I'm starting to get the feeling that police thrillers aren't his strongest suit after reading Mr. Mercedes. I don't really have that much emotional connection to Hodges, the main character like I did to the man, the woman and her baby in the prologue. I'm still going to read it, then maybe post a review about it on my blog once I'm done. But I think King needs to stick to supernatural horror. :/ That said, it has its strengths as well. I look forward to completing the read, then moving on to the ssecond book.
I like the idea King is branching out to be honest. I think King is at his best when he's really trying to not be Stephen King. Of course, I've not read the new books. So I don't know if they are any good.

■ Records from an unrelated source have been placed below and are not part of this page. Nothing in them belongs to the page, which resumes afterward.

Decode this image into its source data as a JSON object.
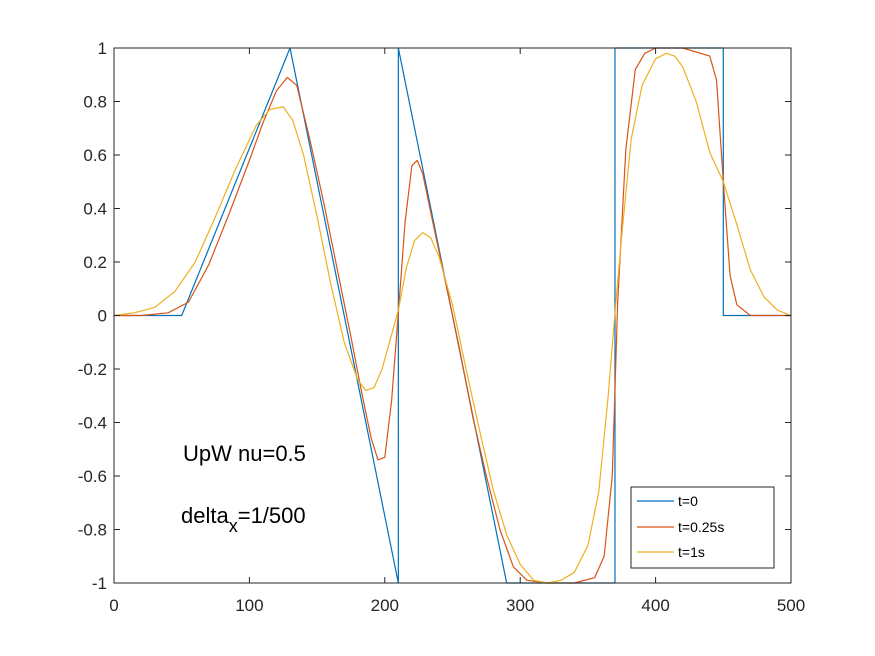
{
  "chart_data": {
    "type": "line",
    "xlim": [
      0,
      500
    ],
    "ylim": [
      -1,
      1
    ],
    "x_ticks": [
      "0",
      "100",
      "200",
      "300",
      "400",
      "500"
    ],
    "y_ticks": [
      "1",
      "0.8",
      "0.6",
      "0.4",
      "0.2",
      "0",
      "-0.2",
      "-0.4",
      "-0.6",
      "-0.8",
      "-1"
    ],
    "grid": false,
    "legend_position": "bottom-right",
    "annotations": {
      "line1": "UpW nu=0.5",
      "line2_main": "delta",
      "line2_sub": "x",
      "line2_rest": "=1/500"
    },
    "series": [
      {
        "name": "t=0",
        "color": "#0072BD",
        "x": [
          0,
          50,
          130,
          210,
          210,
          290,
          370,
          370,
          450,
          450,
          500
        ],
        "y": [
          0,
          0,
          1,
          -1,
          1,
          -1,
          -1,
          1,
          1,
          0,
          0
        ]
      },
      {
        "name": "t=0.25s",
        "color": "#D95319",
        "x": [
          0,
          20,
          40,
          55,
          70,
          85,
          100,
          110,
          120,
          128,
          135,
          145,
          155,
          165,
          175,
          183,
          190,
          195,
          200,
          205,
          210,
          215,
          220,
          224,
          228,
          235,
          245,
          255,
          265,
          275,
          285,
          295,
          305,
          320,
          340,
          355,
          362,
          368,
          372,
          378,
          385,
          392,
          400,
          420,
          440,
          445,
          450,
          455,
          460,
          470,
          480,
          500
        ],
        "y": [
          0,
          0,
          0.01,
          0.05,
          0.19,
          0.38,
          0.58,
          0.72,
          0.84,
          0.89,
          0.86,
          0.65,
          0.42,
          0.17,
          -0.08,
          -0.29,
          -0.46,
          -0.54,
          -0.53,
          -0.32,
          0.01,
          0.35,
          0.56,
          0.58,
          0.53,
          0.36,
          0.12,
          -0.12,
          -0.38,
          -0.6,
          -0.8,
          -0.94,
          -0.99,
          -1,
          -1,
          -0.98,
          -0.9,
          -0.6,
          0.05,
          0.62,
          0.92,
          0.98,
          1,
          1,
          0.97,
          0.88,
          0.5,
          0.15,
          0.04,
          0,
          0,
          0
        ]
      },
      {
        "name": "t=1s",
        "color": "#EDB120",
        "x": [
          0,
          15,
          30,
          45,
          60,
          75,
          90,
          105,
          115,
          125,
          132,
          140,
          150,
          160,
          170,
          180,
          186,
          192,
          198,
          204,
          210,
          216,
          222,
          228,
          234,
          240,
          250,
          260,
          270,
          280,
          290,
          300,
          310,
          320,
          330,
          340,
          350,
          358,
          365,
          370,
          375,
          382,
          390,
          400,
          408,
          414,
          420,
          430,
          440,
          450,
          460,
          470,
          480,
          490,
          500
        ],
        "y": [
          0,
          0.01,
          0.03,
          0.09,
          0.2,
          0.37,
          0.55,
          0.71,
          0.77,
          0.78,
          0.73,
          0.6,
          0.37,
          0.12,
          -0.1,
          -0.24,
          -0.28,
          -0.27,
          -0.2,
          -0.09,
          0.02,
          0.18,
          0.28,
          0.31,
          0.29,
          0.22,
          0.04,
          -0.2,
          -0.43,
          -0.65,
          -0.82,
          -0.93,
          -0.99,
          -1,
          -0.99,
          -0.96,
          -0.86,
          -0.66,
          -0.3,
          0.01,
          0.3,
          0.66,
          0.86,
          0.96,
          0.98,
          0.97,
          0.93,
          0.8,
          0.61,
          0.5,
          0.34,
          0.17,
          0.07,
          0.02,
          0
        ]
      }
    ]
  }
}
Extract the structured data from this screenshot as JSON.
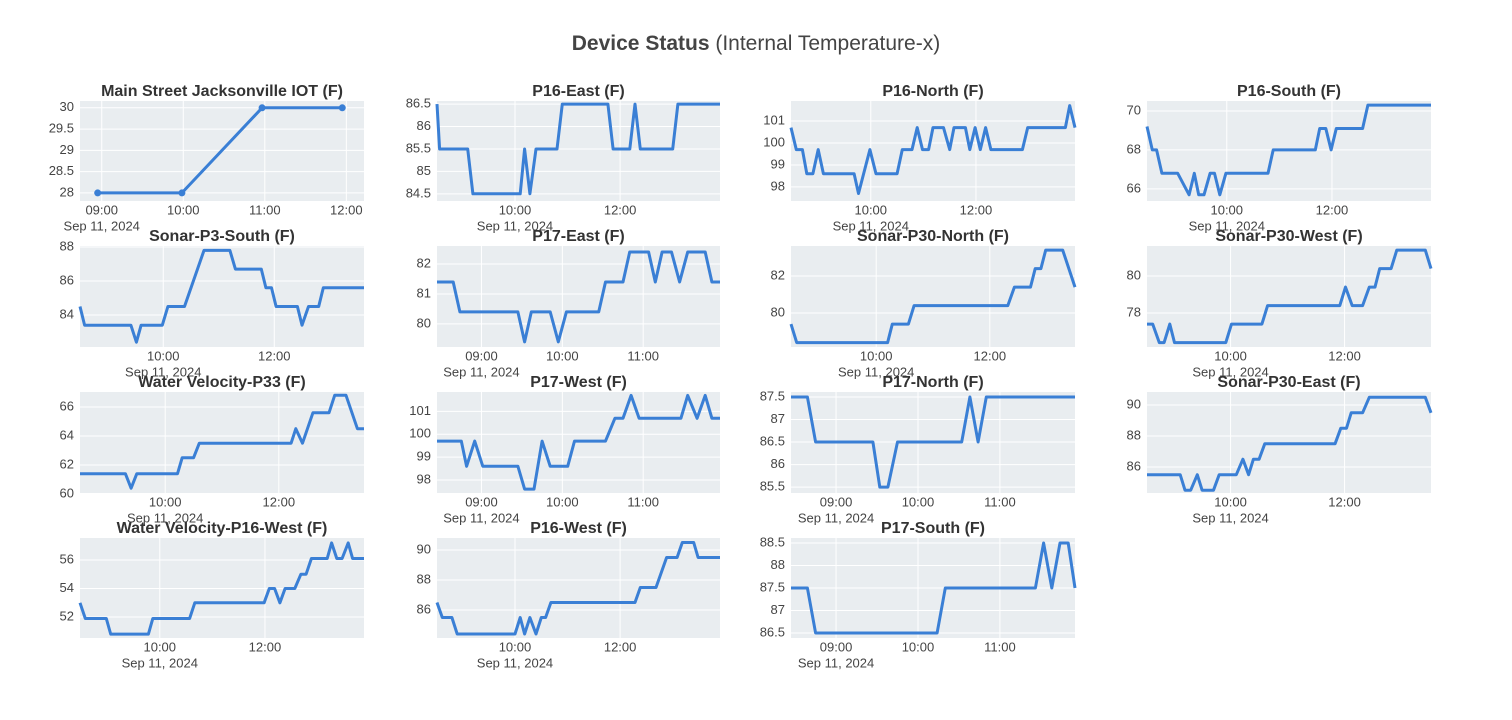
{
  "title": "Device Status",
  "subtitle": "(Internal Temperature-x)",
  "chart_data": [
    {
      "type": "line",
      "mode": "lines+markers",
      "title": "Main Street Jacksonville IOT (F)",
      "x": [
        "08:57",
        "09:59",
        "10:58",
        "11:57"
      ],
      "values": [
        28,
        28,
        30,
        30
      ],
      "color": "#3a7fd5",
      "xlim": [
        "08:44",
        "12:13"
      ],
      "xticks": [
        "09:00",
        "10:00",
        "11:00",
        "12:00"
      ],
      "xdate": "Sep 11, 2024",
      "ylim": [
        27.81,
        30.16
      ],
      "yticks": [
        28,
        28.5,
        29,
        29.5,
        30
      ],
      "grid": true
    },
    {
      "type": "line",
      "title": "P16-East (F)",
      "x": [
        "08:31",
        "08:34",
        "09:06",
        "09:12",
        "10:06",
        "10:11",
        "10:17",
        "10:24",
        "10:48",
        "10:54",
        "11:46",
        "11:52",
        "12:11",
        "12:17",
        "12:23",
        "13:00",
        "13:06",
        "13:54"
      ],
      "values": [
        86.5,
        85.5,
        85.5,
        84.5,
        84.5,
        85.5,
        84.5,
        85.5,
        85.5,
        86.5,
        86.5,
        85.5,
        85.5,
        86.5,
        85.5,
        85.5,
        86.5,
        86.5
      ],
      "color": "#3a7fd5",
      "xlim": [
        "08:31",
        "13:54"
      ],
      "xticks": [
        "10:00",
        "12:00"
      ],
      "xdate": "Sep 11, 2024",
      "ylim": [
        84.34,
        86.57
      ],
      "yticks": [
        84.5,
        85,
        85.5,
        86,
        86.5
      ],
      "grid": true
    },
    {
      "type": "line",
      "title": "P16-North (F)",
      "x": [
        "08:29",
        "08:35",
        "08:42",
        "08:47",
        "08:54",
        "09:00",
        "09:06",
        "09:41",
        "09:46",
        "09:59",
        "10:06",
        "10:30",
        "10:36",
        "10:47",
        "10:53",
        "10:59",
        "11:06",
        "11:11",
        "11:23",
        "11:30",
        "11:35",
        "11:48",
        "11:53",
        "11:59",
        "12:05",
        "12:11",
        "12:17",
        "12:53",
        "12:59",
        "13:42",
        "13:47",
        "13:53"
      ],
      "values": [
        100.7,
        99.7,
        99.7,
        98.6,
        98.6,
        99.7,
        98.6,
        98.6,
        97.7,
        99.7,
        98.6,
        98.6,
        99.7,
        99.7,
        100.7,
        99.7,
        99.7,
        100.7,
        100.7,
        99.7,
        100.7,
        100.7,
        99.7,
        100.7,
        99.7,
        100.7,
        99.7,
        99.7,
        100.7,
        100.7,
        101.7,
        100.7
      ],
      "color": "#3a7fd5",
      "xlim": [
        "08:29",
        "13:53"
      ],
      "xticks": [
        "10:00",
        "12:00"
      ],
      "xdate": "Sep 11, 2024",
      "ylim": [
        97.36,
        101.91
      ],
      "yticks": [
        98,
        99,
        100,
        101
      ],
      "grid": true
    },
    {
      "type": "line",
      "title": "P16-South (F)",
      "x": [
        "08:29",
        "08:35",
        "08:40",
        "08:46",
        "09:04",
        "09:17",
        "09:23",
        "09:28",
        "09:34",
        "09:41",
        "09:46",
        "09:52",
        "09:59",
        "10:47",
        "10:53",
        "11:41",
        "11:46",
        "11:53",
        "11:59",
        "12:05",
        "12:35",
        "12:41",
        "13:53"
      ],
      "values": [
        69.2,
        68.0,
        68.0,
        66.8,
        66.8,
        65.7,
        66.8,
        65.7,
        65.7,
        66.8,
        66.8,
        65.7,
        66.8,
        66.8,
        68.0,
        68.0,
        69.1,
        69.1,
        68.0,
        69.1,
        69.1,
        70.3,
        70.3
      ],
      "color": "#3a7fd5",
      "xlim": [
        "08:29",
        "13:53"
      ],
      "xticks": [
        "10:00",
        "12:00"
      ],
      "xdate": "Sep 11, 2024",
      "ylim": [
        65.38,
        70.51
      ],
      "yticks": [
        66,
        68,
        70
      ],
      "grid": true
    },
    {
      "type": "line",
      "title": "Sonar-P3-South (F)",
      "x": [
        "08:30",
        "08:35",
        "09:25",
        "09:31",
        "09:36",
        "09:59",
        "10:05",
        "10:23",
        "10:44",
        "11:12",
        "11:18",
        "11:46",
        "11:51",
        "11:57",
        "12:02",
        "12:25",
        "12:30",
        "12:37",
        "12:48",
        "12:53",
        "13:37"
      ],
      "values": [
        84.5,
        83.4,
        83.4,
        82.4,
        83.4,
        83.4,
        84.5,
        84.5,
        87.8,
        87.8,
        86.7,
        86.7,
        85.6,
        85.6,
        84.5,
        84.5,
        83.4,
        84.5,
        84.5,
        85.6,
        85.6
      ],
      "color": "#3a7fd5",
      "xlim": [
        "08:30",
        "13:37"
      ],
      "xticks": [
        "10:00",
        "12:00"
      ],
      "xdate": "Sep 11, 2024",
      "ylim": [
        82.12,
        88.06
      ],
      "yticks": [
        84,
        86,
        88
      ],
      "grid": true
    },
    {
      "type": "line",
      "title": "P17-East (F)",
      "x": [
        "08:27",
        "08:39",
        "08:44",
        "09:27",
        "09:32",
        "09:37",
        "09:51",
        "09:57",
        "10:03",
        "10:27",
        "10:32",
        "10:45",
        "10:50",
        "11:04",
        "11:09",
        "11:14",
        "11:21",
        "11:27",
        "11:33",
        "11:46",
        "11:51",
        "11:57"
      ],
      "values": [
        81.4,
        81.4,
        80.4,
        80.4,
        79.4,
        80.4,
        80.4,
        79.4,
        80.4,
        80.4,
        81.4,
        81.4,
        82.4,
        82.4,
        81.4,
        82.4,
        82.4,
        81.4,
        82.4,
        82.4,
        81.4,
        81.4
      ],
      "color": "#3a7fd5",
      "xlim": [
        "08:27",
        "11:57"
      ],
      "xticks": [
        "09:00",
        "10:00",
        "11:00"
      ],
      "xdate": "Sep 11, 2024",
      "ylim": [
        79.23,
        82.6
      ],
      "yticks": [
        80,
        81,
        82
      ],
      "grid": true
    },
    {
      "type": "line",
      "title": "Sonar-P30-North (F)",
      "x": [
        "08:30",
        "08:36",
        "10:12",
        "10:17",
        "10:34",
        "10:40",
        "12:19",
        "12:26",
        "12:43",
        "12:48",
        "12:54",
        "12:59",
        "13:17",
        "13:30"
      ],
      "values": [
        79.4,
        78.4,
        78.4,
        79.4,
        79.4,
        80.4,
        80.4,
        81.4,
        81.4,
        82.4,
        82.4,
        83.4,
        83.4,
        81.4
      ],
      "color": "#3a7fd5",
      "xlim": [
        "08:30",
        "13:30"
      ],
      "xticks": [
        "10:00",
        "12:00"
      ],
      "xdate": "Sep 11, 2024",
      "ylim": [
        78.16,
        83.62
      ],
      "yticks": [
        80,
        82
      ],
      "grid": true
    },
    {
      "type": "line",
      "title": "Sonar-P30-West (F)",
      "x": [
        "08:32",
        "08:38",
        "08:45",
        "08:50",
        "08:56",
        "09:01",
        "09:55",
        "10:01",
        "10:33",
        "10:39",
        "11:55",
        "12:01",
        "12:08",
        "12:19",
        "12:26",
        "12:32",
        "12:37",
        "12:49",
        "12:55",
        "13:25",
        "13:31"
      ],
      "values": [
        77.4,
        77.4,
        76.4,
        76.4,
        77.4,
        76.4,
        76.4,
        77.4,
        77.4,
        78.4,
        78.4,
        79.4,
        78.4,
        78.4,
        79.4,
        79.4,
        80.4,
        80.4,
        81.4,
        81.4,
        80.4
      ],
      "color": "#3a7fd5",
      "xlim": [
        "08:32",
        "13:31"
      ],
      "xticks": [
        "10:00",
        "12:00"
      ],
      "xdate": "Sep 11, 2024",
      "ylim": [
        76.16,
        81.62
      ],
      "yticks": [
        78,
        80
      ],
      "grid": true
    },
    {
      "type": "line",
      "title": "Water Velocity-P33 (F)",
      "x": [
        "08:30",
        "09:18",
        "09:24",
        "09:30",
        "10:13",
        "10:18",
        "10:30",
        "10:36",
        "12:13",
        "12:18",
        "12:25",
        "12:36",
        "12:53",
        "12:59",
        "13:11",
        "13:23",
        "13:30"
      ],
      "values": [
        61.4,
        61.4,
        60.4,
        61.4,
        61.4,
        62.5,
        62.5,
        63.5,
        63.5,
        64.5,
        63.5,
        65.6,
        65.6,
        66.8,
        66.8,
        64.5,
        64.5
      ],
      "color": "#3a7fd5",
      "xlim": [
        "08:30",
        "13:30"
      ],
      "xticks": [
        "10:00",
        "12:00"
      ],
      "xdate": "Sep 11, 2024",
      "ylim": [
        60.07,
        67.03
      ],
      "yticks": [
        60,
        62,
        64,
        66
      ],
      "grid": true
    },
    {
      "type": "line",
      "title": "P17-West (F)",
      "x": [
        "08:27",
        "08:45",
        "08:49",
        "08:55",
        "09:01",
        "09:27",
        "09:32",
        "09:39",
        "09:45",
        "09:51",
        "10:04",
        "10:09",
        "10:32",
        "10:39",
        "10:45",
        "10:51",
        "10:57",
        "11:28",
        "11:33",
        "11:40",
        "11:46",
        "11:51",
        "11:57"
      ],
      "values": [
        99.7,
        99.7,
        98.6,
        99.7,
        98.6,
        98.6,
        97.6,
        97.6,
        99.7,
        98.6,
        98.6,
        99.7,
        99.7,
        100.7,
        100.7,
        101.7,
        100.7,
        100.7,
        101.7,
        100.7,
        101.7,
        100.7,
        100.7
      ],
      "color": "#3a7fd5",
      "xlim": [
        "08:27",
        "11:57"
      ],
      "xticks": [
        "09:00",
        "10:00",
        "11:00"
      ],
      "xdate": "Sep 11, 2024",
      "ylim": [
        97.43,
        101.85
      ],
      "yticks": [
        98,
        99,
        100,
        101
      ],
      "grid": true
    },
    {
      "type": "line",
      "title": "P17-North (F)",
      "x": [
        "08:27",
        "08:39",
        "08:45",
        "09:27",
        "09:32",
        "09:38",
        "09:45",
        "10:32",
        "10:38",
        "10:44",
        "10:50",
        "11:55"
      ],
      "values": [
        87.5,
        87.5,
        86.5,
        86.5,
        85.5,
        85.5,
        86.5,
        86.5,
        87.5,
        86.5,
        87.5,
        87.5
      ],
      "color": "#3a7fd5",
      "xlim": [
        "08:27",
        "11:55"
      ],
      "xticks": [
        "09:00",
        "10:00",
        "11:00"
      ],
      "xdate": "Sep 11, 2024",
      "ylim": [
        85.37,
        87.61
      ],
      "yticks": [
        85.5,
        86,
        86.5,
        87,
        87.5
      ],
      "grid": true
    },
    {
      "type": "line",
      "title": "Sonar-P30-East (F)",
      "x": [
        "08:32",
        "09:07",
        "09:12",
        "09:18",
        "09:25",
        "09:30",
        "09:42",
        "09:48",
        "10:06",
        "10:13",
        "10:19",
        "10:24",
        "10:30",
        "10:36",
        "11:50",
        "11:56",
        "12:02",
        "12:07",
        "12:19",
        "12:26",
        "13:25",
        "13:31"
      ],
      "values": [
        85.5,
        85.5,
        84.5,
        84.5,
        85.5,
        84.5,
        84.5,
        85.5,
        85.5,
        86.5,
        85.5,
        86.5,
        86.5,
        87.5,
        87.5,
        88.5,
        88.5,
        89.5,
        89.5,
        90.5,
        90.5,
        89.5
      ],
      "color": "#3a7fd5",
      "xlim": [
        "08:32",
        "13:31"
      ],
      "xticks": [
        "10:00",
        "12:00"
      ],
      "xdate": "Sep 11, 2024",
      "ylim": [
        84.32,
        90.84
      ],
      "yticks": [
        86,
        88,
        90
      ],
      "grid": true
    },
    {
      "type": "line",
      "title": "Water Velocity-P16-West (F)",
      "x": [
        "08:29",
        "08:35",
        "08:59",
        "09:04",
        "09:47",
        "09:52",
        "10:34",
        "10:40",
        "11:59",
        "12:05",
        "12:11",
        "12:17",
        "12:23",
        "12:34",
        "12:41",
        "12:47",
        "12:53",
        "13:11",
        "13:16",
        "13:22",
        "13:28",
        "13:35",
        "13:40",
        "13:53"
      ],
      "values": [
        53.0,
        51.9,
        51.9,
        50.8,
        50.8,
        51.9,
        51.9,
        53.0,
        53.0,
        54.0,
        54.0,
        53.0,
        54.0,
        54.0,
        55.0,
        55.0,
        56.1,
        56.1,
        57.2,
        56.1,
        56.1,
        57.2,
        56.1,
        56.1
      ],
      "color": "#3a7fd5",
      "xlim": [
        "08:29",
        "13:53"
      ],
      "xticks": [
        "10:00",
        "12:00"
      ],
      "xdate": "Sep 11, 2024",
      "ylim": [
        50.53,
        57.54
      ],
      "yticks": [
        52,
        54,
        56
      ],
      "grid": true
    },
    {
      "type": "line",
      "title": "P16-West (F)",
      "x": [
        "08:31",
        "08:37",
        "08:48",
        "08:54",
        "10:00",
        "10:06",
        "10:11",
        "10:17",
        "10:24",
        "10:30",
        "10:35",
        "10:41",
        "12:17",
        "12:23",
        "12:41",
        "12:53",
        "13:05",
        "13:11",
        "13:24",
        "13:29",
        "13:54"
      ],
      "values": [
        86.5,
        85.5,
        85.5,
        84.4,
        84.4,
        85.5,
        84.4,
        85.5,
        84.4,
        85.5,
        85.5,
        86.5,
        86.5,
        87.5,
        87.5,
        89.5,
        89.5,
        90.5,
        90.5,
        89.5,
        89.5
      ],
      "color": "#3a7fd5",
      "xlim": [
        "08:31",
        "13:54"
      ],
      "xticks": [
        "10:00",
        "12:00"
      ],
      "xdate": "Sep 11, 2024",
      "ylim": [
        84.13,
        90.8
      ],
      "yticks": [
        86,
        88,
        90
      ],
      "grid": true
    },
    {
      "type": "line",
      "title": "P17-South (F)",
      "x": [
        "08:27",
        "08:39",
        "08:45",
        "10:14",
        "10:20",
        "11:26",
        "11:32",
        "11:38",
        "11:44",
        "11:50",
        "11:55"
      ],
      "values": [
        87.5,
        87.5,
        86.5,
        86.5,
        87.5,
        87.5,
        88.5,
        87.5,
        88.5,
        88.5,
        87.5
      ],
      "color": "#3a7fd5",
      "xlim": [
        "08:27",
        "11:55"
      ],
      "xticks": [
        "09:00",
        "10:00",
        "11:00"
      ],
      "xdate": "Sep 11, 2024",
      "ylim": [
        86.39,
        88.61
      ],
      "yticks": [
        86.5,
        87,
        87.5,
        88,
        88.5
      ],
      "grid": true
    }
  ]
}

@Lemex What exactly is wrong with Harry Potter? I've never actually read the books (well, I think I may have read the first one when I was very young). Not trying to be snarky or anything, I just legitimately don't know since I've never really heard anything being particularly wrong with them and I would have been too young to notice any flaws..
You just opened a can of worms, Void. There's a thread I made a while back called: 'Harry Potter...Overrated?' in the Book Discussion section if you want to check it out.
Met me grab some whisky and let me cry at you for 500 words. Basically, the world makes no sense. That's the best I can sum it up without going into specifics.
I've only really watched the films, but yeah, I do have my own quibbles with the lore. Mostly I feel they have prioritised style over coherency and consistency, making the defining phrase of the series "why don't they just..." I can respect the intention to a certain extent, but I usually like to know why a plot hole is or isn't a plot hole.
To be fair to Harry Potter, the series is written from the perspective of a young kid. I can excuse, to a certain extent, how the books treat one side as the epitome of goodness and the other side as slimy and evil. We're looking at it from a perspective of a teenager, and we all know how perceptive they are at judging opposing sides.
I used to think that, but is it true? The point of view is third person limited, which can reflect the psychology of the characters, but if you are to argue this then the first chapter/prologue of The Philosophers/Sorcerers Stone is problematic.
It's a fictional world. In Rowling's fictional world, good and evil tend toward absolutes and evil is disgusting, slimy, or whatever. Doesn't matter that the real world isn't that way. That part of it doesn't bother me.
That's why I said 'to an extent'. When it's from Harry's POV, it's understandable, but in the prologue of the first book and in chapters from Snape's POV, then...yeah, it could've done better had we seen a different side to the Dursleys and Snape than how Harry sees them. EDIT: Though to be honest, the Dursleys, if anything, teaches children this lesson: some people are just assholes. They're happy when they're picking on others who can't fight back, who are different from them. They don't need an explanation or a tragic past like they were tortured by Lord Voldemort (though that would explain a lot.) They're dicks...because they're dicks. They hate Harry, he represents everything they're not and that's enough for them to abuse him.
The thing I can never work out is why put the first portal to the magic world the reader finds out about in one of the most used train stations on the planet? It's so strange.
The whole world and everyone's actions within it are entirely inconsistent. I enjoyed the books, but they make no sense whatsoever.
Agreed. And to be honest unless it's obviously an allegorical story, like Animal Farm, or another world there are few things I'll be able to accept without critical comment.
That choice randomly worked out for Rowling, seeing as the real Kings Cross now has an area marked as platform 9 3/4 with a luggage cart sticking half way through for people's photo opportunities. Tourists love it and it's a permanent Harry Potter advert in one of the planets busiest train stations.
Well as in I don't think it was planned by her as a marketing opportunity when she wrote it. I've also just read that she got confused and thought she was writing about an area which turned out to be in Euston.
I'm a high schooler and i got two poems published just within last year but i guess i'm still simplistic and pathetic. I say words rooted from the 16th century, but i guess my rudiments are just an empty void in your secular viewpoint of high school writers.
He can't waste too much time on us - there are so many other ignorant souls living in the darkness who can only be saved by his benevolent light.
It makes perfect sense, like putting the bus station just outside the railway station, with a cab rank adjacent. No need to walk too far to change from one transit system to another.